Les deux principaux domaines essentiels, du point de vue de la protection juridique, sont toutefois les suivants :
e) Prévention de la distorsion : pour des raisons chronologiques, la recommandation ne fait état que de la diffusion des Dispositions types (OMPI-Unesco 1982) qui prennent leur source dans ce qui était, à l'origine, un modèle de protection relevant du droit d'auteur ( copyright ), lié à des concepts de « propriété intellectuelle« ou « PI ». Or :
f) Rémunération : le but recherché était de créer un système de rémunération assurant aux créateurs et aux interprètes de l'expression culturelle traditionnelle (parfois désignée par « folklore ») les droits reconnus à un auteur, par exemple.

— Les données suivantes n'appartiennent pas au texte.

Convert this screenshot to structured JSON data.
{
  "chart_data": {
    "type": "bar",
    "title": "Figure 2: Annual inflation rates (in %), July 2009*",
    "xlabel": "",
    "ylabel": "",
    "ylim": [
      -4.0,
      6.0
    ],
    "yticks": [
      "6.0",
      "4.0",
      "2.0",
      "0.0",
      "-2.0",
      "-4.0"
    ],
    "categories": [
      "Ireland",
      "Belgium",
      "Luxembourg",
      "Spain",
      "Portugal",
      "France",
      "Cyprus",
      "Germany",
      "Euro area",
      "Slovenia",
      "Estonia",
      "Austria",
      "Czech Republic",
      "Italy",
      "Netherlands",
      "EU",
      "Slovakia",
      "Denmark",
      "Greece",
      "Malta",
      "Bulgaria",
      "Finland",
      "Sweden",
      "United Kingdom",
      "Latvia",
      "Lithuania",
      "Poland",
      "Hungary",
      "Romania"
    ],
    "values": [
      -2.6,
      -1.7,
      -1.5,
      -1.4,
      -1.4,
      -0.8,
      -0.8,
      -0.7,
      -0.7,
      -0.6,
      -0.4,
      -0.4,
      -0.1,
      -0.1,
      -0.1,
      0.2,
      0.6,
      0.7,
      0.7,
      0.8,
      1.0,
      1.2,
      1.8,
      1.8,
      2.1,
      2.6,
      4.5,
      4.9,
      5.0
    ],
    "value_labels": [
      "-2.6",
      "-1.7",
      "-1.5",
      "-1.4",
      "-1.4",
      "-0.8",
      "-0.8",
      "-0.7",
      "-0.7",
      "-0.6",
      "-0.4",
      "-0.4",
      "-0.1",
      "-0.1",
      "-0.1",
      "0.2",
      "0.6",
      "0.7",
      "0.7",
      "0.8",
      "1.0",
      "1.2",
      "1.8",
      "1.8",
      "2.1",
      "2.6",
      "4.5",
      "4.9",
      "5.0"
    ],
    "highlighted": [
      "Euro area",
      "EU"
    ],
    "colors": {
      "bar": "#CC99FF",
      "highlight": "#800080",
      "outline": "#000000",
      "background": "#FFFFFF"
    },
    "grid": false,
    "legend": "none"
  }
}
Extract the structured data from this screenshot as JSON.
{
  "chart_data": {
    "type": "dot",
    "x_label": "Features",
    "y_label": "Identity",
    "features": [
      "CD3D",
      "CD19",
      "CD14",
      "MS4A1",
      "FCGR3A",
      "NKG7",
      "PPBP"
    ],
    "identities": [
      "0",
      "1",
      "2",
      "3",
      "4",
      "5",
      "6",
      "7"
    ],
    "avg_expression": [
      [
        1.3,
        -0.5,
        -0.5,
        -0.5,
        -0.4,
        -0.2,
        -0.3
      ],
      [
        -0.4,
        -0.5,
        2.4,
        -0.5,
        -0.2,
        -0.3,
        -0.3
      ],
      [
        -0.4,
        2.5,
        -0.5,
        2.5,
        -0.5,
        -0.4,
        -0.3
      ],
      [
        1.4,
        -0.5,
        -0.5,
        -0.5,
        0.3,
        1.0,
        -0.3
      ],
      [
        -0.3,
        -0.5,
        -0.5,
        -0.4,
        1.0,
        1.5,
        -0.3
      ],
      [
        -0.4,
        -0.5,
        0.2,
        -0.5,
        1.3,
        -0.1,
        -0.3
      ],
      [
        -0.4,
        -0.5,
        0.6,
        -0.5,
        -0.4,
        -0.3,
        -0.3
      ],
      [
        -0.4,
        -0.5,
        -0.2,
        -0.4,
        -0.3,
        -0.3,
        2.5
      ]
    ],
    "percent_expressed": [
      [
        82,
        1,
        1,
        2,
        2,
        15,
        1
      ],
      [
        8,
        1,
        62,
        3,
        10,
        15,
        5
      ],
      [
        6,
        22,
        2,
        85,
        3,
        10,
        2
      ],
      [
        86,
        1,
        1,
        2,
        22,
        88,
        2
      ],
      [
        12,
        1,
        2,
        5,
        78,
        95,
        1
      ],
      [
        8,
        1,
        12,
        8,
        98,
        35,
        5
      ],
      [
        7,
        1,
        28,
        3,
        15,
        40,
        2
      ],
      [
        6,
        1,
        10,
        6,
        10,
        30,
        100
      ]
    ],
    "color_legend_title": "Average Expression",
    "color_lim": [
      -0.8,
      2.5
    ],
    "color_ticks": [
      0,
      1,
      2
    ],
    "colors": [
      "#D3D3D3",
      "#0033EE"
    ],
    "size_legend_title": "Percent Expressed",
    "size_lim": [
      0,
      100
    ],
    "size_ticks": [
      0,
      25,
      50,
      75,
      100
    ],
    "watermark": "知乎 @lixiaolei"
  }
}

La recommandation, là encore, ne se réfère qu'aux Dispositions types, fondées sur des notions de droit d'auteur. Comme dans le cas de la « protection » évoquée plus haut, ces concepts avaient été définis, à l'origine, afin d'imposer l'obligation d'une autorisation (et, en général, d'une rémunération) pour la reproduction, à l'identique ou avec de légères altérations. Ils n'étaient pas destinés à régler les cas de « pastiche ».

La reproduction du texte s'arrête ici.